The Pakistan Stock Exchange (PSX) experienced a significant uptick as investors engaged in a buying spree following the International Monetary Fund’s (IMF) completion of the first review of the $3-billion Stand-By Arrangement (SBA). The benchmark KSE-100 Index saw a robust increase of over 600 points during Friday’s trading session.
By 10:25 am, the KSE-100 index reached 65,309.90, marking a remarkable surge of 692.34 points or 1.07%. The bullish trend was widespread, encompassing various index-heavy sectors such as cement, chemicals, commercial banks, oil and gas exploration companies, as well as oil marketing and refinery sectors, all trading in positive territory.

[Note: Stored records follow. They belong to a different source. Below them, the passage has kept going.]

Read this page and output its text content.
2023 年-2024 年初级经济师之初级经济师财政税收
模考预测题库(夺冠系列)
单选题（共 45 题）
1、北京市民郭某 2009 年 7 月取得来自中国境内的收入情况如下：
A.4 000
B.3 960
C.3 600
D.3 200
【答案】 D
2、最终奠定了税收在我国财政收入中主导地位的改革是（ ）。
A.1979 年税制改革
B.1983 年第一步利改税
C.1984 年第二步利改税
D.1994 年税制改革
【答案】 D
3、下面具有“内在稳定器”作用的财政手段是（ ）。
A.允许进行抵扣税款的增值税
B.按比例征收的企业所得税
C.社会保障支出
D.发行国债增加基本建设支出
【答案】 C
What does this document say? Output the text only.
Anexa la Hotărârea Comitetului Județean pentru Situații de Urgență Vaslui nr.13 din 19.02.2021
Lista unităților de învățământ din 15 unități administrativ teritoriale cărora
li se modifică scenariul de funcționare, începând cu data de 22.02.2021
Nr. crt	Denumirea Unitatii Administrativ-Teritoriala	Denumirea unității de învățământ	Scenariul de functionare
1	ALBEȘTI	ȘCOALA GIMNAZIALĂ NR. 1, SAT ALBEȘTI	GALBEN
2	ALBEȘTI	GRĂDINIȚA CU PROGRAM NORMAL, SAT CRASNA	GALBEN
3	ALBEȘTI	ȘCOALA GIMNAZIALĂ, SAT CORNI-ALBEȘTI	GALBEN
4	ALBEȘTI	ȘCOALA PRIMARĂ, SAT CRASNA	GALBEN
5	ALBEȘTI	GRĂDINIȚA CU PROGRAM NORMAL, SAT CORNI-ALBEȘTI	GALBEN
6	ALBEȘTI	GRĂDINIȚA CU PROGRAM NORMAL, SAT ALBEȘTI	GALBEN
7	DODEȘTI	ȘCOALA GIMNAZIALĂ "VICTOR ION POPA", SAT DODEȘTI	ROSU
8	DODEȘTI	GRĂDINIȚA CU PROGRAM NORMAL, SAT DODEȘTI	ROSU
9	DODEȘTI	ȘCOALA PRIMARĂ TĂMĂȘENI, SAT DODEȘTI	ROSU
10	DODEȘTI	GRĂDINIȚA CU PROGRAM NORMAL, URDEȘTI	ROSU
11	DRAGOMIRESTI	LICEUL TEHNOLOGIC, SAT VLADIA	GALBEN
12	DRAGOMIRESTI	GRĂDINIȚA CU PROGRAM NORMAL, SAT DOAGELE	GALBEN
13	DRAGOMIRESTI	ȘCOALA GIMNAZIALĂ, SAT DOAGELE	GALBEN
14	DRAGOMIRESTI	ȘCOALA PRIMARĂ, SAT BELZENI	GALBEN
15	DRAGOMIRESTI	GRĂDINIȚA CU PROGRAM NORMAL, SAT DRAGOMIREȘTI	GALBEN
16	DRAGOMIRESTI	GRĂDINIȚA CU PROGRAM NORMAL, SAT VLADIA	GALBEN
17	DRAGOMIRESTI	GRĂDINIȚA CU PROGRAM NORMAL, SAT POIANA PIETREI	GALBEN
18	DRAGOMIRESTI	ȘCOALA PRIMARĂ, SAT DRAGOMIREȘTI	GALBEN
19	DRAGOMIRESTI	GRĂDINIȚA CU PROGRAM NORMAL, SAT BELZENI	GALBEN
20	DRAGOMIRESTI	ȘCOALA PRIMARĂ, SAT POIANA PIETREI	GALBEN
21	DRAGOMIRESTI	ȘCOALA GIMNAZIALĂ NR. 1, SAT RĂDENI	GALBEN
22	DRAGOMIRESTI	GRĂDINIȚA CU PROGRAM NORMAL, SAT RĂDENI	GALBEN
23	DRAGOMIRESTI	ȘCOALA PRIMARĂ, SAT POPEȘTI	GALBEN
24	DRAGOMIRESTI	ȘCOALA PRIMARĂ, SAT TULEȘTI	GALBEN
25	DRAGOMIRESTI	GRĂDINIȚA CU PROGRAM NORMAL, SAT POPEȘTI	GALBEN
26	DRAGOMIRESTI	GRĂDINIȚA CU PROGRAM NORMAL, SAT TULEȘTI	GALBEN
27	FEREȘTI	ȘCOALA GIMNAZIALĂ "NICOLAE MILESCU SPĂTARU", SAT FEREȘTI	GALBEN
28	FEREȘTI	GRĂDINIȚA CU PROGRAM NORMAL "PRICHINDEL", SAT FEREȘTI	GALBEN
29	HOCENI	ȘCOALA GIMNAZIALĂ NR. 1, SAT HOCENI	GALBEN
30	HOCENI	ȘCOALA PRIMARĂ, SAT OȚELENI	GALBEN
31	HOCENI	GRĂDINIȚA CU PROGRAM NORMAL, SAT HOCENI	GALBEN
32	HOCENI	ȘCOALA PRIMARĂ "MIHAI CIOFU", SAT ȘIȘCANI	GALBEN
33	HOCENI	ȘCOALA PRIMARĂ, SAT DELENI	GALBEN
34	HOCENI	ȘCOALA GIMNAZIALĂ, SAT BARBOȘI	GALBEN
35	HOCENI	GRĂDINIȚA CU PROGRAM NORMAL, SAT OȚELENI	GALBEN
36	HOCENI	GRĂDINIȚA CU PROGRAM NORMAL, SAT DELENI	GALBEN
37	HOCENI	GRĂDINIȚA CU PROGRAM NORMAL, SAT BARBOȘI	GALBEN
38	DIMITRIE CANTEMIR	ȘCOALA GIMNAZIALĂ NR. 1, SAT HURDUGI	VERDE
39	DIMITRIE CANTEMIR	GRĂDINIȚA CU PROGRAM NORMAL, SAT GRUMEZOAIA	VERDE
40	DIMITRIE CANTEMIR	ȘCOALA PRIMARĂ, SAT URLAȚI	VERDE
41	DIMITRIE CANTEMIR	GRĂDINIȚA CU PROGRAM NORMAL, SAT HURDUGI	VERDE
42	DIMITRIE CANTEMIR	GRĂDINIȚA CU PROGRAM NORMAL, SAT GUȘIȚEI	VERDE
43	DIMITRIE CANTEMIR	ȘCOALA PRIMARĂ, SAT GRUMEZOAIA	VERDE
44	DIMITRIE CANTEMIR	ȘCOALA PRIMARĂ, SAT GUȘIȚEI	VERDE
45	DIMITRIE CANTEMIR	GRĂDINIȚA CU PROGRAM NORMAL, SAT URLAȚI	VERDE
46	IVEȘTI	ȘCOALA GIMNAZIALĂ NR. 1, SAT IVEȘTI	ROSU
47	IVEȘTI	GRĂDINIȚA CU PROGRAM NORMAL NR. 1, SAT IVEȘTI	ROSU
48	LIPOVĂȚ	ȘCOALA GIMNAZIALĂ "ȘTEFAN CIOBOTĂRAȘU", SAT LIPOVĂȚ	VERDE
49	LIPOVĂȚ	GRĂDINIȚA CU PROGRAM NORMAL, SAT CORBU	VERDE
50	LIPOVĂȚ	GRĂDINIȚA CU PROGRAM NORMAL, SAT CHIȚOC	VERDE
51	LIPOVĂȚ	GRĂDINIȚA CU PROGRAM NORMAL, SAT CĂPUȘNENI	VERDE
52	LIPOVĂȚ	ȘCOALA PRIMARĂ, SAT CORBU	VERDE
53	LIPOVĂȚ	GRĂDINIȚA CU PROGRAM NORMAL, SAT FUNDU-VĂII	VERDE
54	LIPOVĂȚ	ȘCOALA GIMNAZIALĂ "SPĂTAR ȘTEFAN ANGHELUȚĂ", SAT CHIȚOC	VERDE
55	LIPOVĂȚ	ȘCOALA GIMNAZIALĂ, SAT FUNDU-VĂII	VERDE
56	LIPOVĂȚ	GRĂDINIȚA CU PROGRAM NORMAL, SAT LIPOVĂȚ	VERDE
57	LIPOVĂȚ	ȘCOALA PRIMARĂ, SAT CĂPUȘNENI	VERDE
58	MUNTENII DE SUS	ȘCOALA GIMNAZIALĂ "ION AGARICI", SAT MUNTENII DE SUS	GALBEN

Thursday’s market closure also reflected positive momentum, with the PSX gaining over 1% amid discussions about a potential rate cut in the upcoming Monetary Policy Committee (MPC) meeting scheduled for January. The KSE-100 settled at 64,617.57, up by 697.72 points or 1.09%.
The IMF’s Executive Board decision, announced on Thursday night, not only completed the first review of Pakistan’s economic reform program but also allowed for an immediate disbursement of SDR 528 million (around $700 million). This brings the total disbursements under the SBA to SDR 1.422 billion (approximately $1.9 billion).
Market experts anticipate that the IMF approval will open doors for funding from other multilateral and bilateral institutions. Topline Securities noted in a Friday note that, “After IMF board approval, more dollar funding for Pakistan is likely from bilateral, multilateral, and other sources.” This, in turn, is expected to facilitate rollovers, support foreign exchange reserves, and contribute to currency stability.
On the global front, Asian shares exhibited caution on Friday due to the escalating conflict in the Red Sea region, leading to a surge in oil prices. However, higher-than-expected U.S. inflation data did not deter investors’ expectations of early and aggressive rate cuts in the U.S. and Europe.
MSCI’s broadest index of Asia-Pacific shares outside Japan eased by 0.1%, while Japan’s Nikkei gained 1.2% to reach another 34-year high, propelled by a weakened yen.
The rally in rates globally may have been influenced by dovish comments from European Central Bank (ECB) President Christine Lagarde, indicating potential rate cuts if inflation were to fall to the 2% level.